On the island they meet up with the paramilitary rescue force led by Ken Wheatley (Ted Levine). Of course, things go wrong. It turns out that Mills is planning to sell off the dinosaurs to the highest bidder in an exclusive auction attended by a lot of unpleasant individuals. He also has Dr Henry Wu (B.D. Wong), the geneticist who brought dinosaurs back from extinction and created the hybrid predator from the last film, working on a new project – another super predator. This one will be more intelligent than the last. Now it’s up to Claire, Owen and the others to save the day – but does that mean saving the dinosaurs?

Fallen Kingdom builds on its predecessors finally to deal with the central question of the series: if we can bring back dinosaurs through genetic engineering, what else can we do with it? What happens if genetic power is unlocked and unleashed? Who will want it? And what will they want it for?

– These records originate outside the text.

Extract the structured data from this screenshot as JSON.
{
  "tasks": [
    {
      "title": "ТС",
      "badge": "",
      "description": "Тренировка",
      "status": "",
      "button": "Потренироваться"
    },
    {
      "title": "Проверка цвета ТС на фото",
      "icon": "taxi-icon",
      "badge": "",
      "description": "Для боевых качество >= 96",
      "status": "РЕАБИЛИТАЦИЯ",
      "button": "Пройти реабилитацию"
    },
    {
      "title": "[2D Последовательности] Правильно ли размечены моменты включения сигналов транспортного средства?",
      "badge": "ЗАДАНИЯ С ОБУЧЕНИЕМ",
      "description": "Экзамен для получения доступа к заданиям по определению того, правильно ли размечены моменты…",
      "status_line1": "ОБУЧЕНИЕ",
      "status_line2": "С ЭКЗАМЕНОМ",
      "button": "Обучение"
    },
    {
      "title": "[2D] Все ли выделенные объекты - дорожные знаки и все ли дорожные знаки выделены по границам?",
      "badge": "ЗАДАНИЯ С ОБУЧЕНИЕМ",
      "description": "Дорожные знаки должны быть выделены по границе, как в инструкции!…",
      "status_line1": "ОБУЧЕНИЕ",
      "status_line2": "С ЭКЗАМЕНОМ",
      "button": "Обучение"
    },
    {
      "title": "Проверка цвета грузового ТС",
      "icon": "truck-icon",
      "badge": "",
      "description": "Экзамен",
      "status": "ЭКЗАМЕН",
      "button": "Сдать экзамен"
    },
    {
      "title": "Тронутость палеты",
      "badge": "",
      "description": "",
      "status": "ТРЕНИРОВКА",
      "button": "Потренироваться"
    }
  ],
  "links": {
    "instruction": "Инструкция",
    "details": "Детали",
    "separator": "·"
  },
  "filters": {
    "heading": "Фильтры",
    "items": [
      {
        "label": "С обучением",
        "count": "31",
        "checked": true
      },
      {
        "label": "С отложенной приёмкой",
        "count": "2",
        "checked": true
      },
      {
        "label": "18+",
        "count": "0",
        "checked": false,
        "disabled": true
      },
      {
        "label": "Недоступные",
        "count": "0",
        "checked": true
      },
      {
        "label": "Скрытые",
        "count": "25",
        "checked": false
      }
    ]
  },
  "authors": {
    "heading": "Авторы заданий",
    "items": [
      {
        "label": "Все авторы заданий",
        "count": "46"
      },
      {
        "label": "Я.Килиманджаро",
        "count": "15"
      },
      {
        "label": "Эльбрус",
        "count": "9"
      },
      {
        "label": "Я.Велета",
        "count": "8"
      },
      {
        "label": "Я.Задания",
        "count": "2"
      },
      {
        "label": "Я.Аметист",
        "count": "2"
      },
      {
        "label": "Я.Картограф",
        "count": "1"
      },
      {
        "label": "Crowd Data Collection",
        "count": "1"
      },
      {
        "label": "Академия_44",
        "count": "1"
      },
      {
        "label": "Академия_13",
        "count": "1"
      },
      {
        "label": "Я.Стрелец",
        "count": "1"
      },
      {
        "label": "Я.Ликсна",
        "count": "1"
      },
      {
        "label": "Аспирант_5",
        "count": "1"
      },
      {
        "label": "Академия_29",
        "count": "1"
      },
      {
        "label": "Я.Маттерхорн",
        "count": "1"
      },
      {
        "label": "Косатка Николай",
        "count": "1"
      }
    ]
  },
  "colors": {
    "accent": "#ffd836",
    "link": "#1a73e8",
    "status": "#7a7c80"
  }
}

The good guys are so caught up with what’s in front of them – survival, dinosaurs are miracles and we should save them, and so on – that they miss the unintended consequences of their actions.

This is chillingly realised when they find out what drove Lockwood and Hammond apart. Lockwood used Hammond’s technology to resolve a personal tragedy, but in so doing conclusively proved that the technology could be used for more than the de-extinction of ancient species. The good-natured Lockwood thinks he can make it up to the dead Hammond by saving Hammond’s creations, completely missing that his offsider may have other ideas.

Fallen Kingdom is a middle-act film: one that poses a problem but does not provide a solution. Sure, the heroes’ personal stories are resolved, but the wider challenges are only just beginning. Dr Ian Malcolm (Jeff Goldblum) bookends the film with his congressional testimony, arguing that the genetic power brings about massive sudden change, change that we cannot predict, like death.

This change is much like that in the Planet of the Apes films – what happens to humanity when we alter fundamentally the balance of nature? Will we survive our own creations?

Fallen Kingdom lacks the intellectual and dramatic weight of those films, preferring to stay with dinosaur-induced peril – which it does do very well – but the questions are there, and may be more fully explored in the sequel.

Symeon J. Thompson is a member of the Film Critics’ Circle of Australia (FCCA).